Here are my observations:

General concept

Swagger concept

  • look nice
  • code generation (servers side and client side) seems to be of high priority
  • limited support of JSON Schema, no support of XML schemas
  • provide some documentation of used format

RAML concept

  • keep the YAML based spec of API simple, readable, and in the center of focus
  • document the format carefully
  • support JSON and W3C XML schemas
  • provide tooling for documenting and testing

Specification of the format

I consider specification of the format the most important feature, being even more important than most of the tooling.

Swagger spec

  • specification exists
  • in many cases referencing (to versions, draft/release) is not clear
  • hard to read, it is rather long

RAML spec

  • specification exists
  • carefully written, references are clear
  • very easy to read

Support for schemas

I like schemas as form of “electronic form of contract on data structures”.
And I expect any REST specification framework to support at least JSON Schema (latest draft) and W3C XML Schema. Other schemas are welcome too (I like RELAX NG compact syntax - it is hard to beet it’s readability).

Schemas in Swagger

  • real support for subset of JSON Schemas. WARNING: In practice I have found, supporting subset of
    JSON Schemas means no real support for schemas.
    Swagger 1.2 uses only subset of JSON Schema
    constructs and 2.0 reads about the same (listing supported constructs). In many cases is valid JSON Schema not usable and must be modified.
  • no support for XML Schemas. I understood, there can be some canonical form of XML depicting what is possible for JSON. Did not use that.

Schemas in RAML

As simple as:

  • JSON Schema supported (in 0.8 bound to Draft 3, in 1.0 plans to support any referenced schema version)
  • XML: W3C XML schema supported.

Compare tooling

As daily user of vim editor, I do not like being limited by features present or missing in some IDE. Important features and related things comes first and bring great value and it takes time to get them in tooling and I do not want to wait, sometime for ever.
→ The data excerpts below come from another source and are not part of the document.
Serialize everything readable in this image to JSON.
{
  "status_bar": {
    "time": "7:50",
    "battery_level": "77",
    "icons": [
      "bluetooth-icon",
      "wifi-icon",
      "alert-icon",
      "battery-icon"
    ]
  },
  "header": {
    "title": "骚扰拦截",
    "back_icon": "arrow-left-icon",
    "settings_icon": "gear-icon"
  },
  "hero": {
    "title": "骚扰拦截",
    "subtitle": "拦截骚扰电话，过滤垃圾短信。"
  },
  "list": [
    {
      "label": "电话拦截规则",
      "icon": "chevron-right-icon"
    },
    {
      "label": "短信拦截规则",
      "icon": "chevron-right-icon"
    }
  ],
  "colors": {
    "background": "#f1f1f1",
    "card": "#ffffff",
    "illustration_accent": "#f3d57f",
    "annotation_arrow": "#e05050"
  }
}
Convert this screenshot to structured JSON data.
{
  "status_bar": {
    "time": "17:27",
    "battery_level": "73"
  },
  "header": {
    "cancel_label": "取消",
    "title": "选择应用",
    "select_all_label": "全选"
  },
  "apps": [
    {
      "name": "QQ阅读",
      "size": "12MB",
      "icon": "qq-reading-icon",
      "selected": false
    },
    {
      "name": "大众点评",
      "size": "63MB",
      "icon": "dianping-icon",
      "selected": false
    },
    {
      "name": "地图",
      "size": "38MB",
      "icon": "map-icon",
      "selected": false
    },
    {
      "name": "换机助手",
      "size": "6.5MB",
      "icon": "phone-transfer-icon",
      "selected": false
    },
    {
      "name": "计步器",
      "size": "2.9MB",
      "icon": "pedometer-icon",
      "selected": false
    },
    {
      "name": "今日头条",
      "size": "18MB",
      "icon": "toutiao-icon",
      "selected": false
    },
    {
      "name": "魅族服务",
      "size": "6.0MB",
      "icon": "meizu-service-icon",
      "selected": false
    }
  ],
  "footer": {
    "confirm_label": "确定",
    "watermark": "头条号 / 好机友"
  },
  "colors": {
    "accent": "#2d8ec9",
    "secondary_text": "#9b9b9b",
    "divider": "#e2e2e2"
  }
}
So my expectations to tooling is rather minimal:

  • evaluate, that authored spec is valid
  • if possible, render readable spec of my API, ideally allow testing it

All the rest (generation of server or client side code) does not seem to be so crucial to me.

Swagger tooling

  • Swagger UI is simply nice. And it allows testing the API.
  • Server side code generation - not interested. Implementing server side shall be easy without tooling. And I expect the code to be generated once and modified (being detached from original generation tool) many times.
  • client side code generation - not interested much. REST clients shall be easy to author. I do not
    expect complex stuff being well resolved in auto-generated client code.
  • editor for Swagger 2.0 looks very nice and promising (but not completed at the moment)
  • missing tools for evaluating correct Swagger API declaration.

RAML tooling

(I am missing longer practical experience here, so problems are likely to be found too here)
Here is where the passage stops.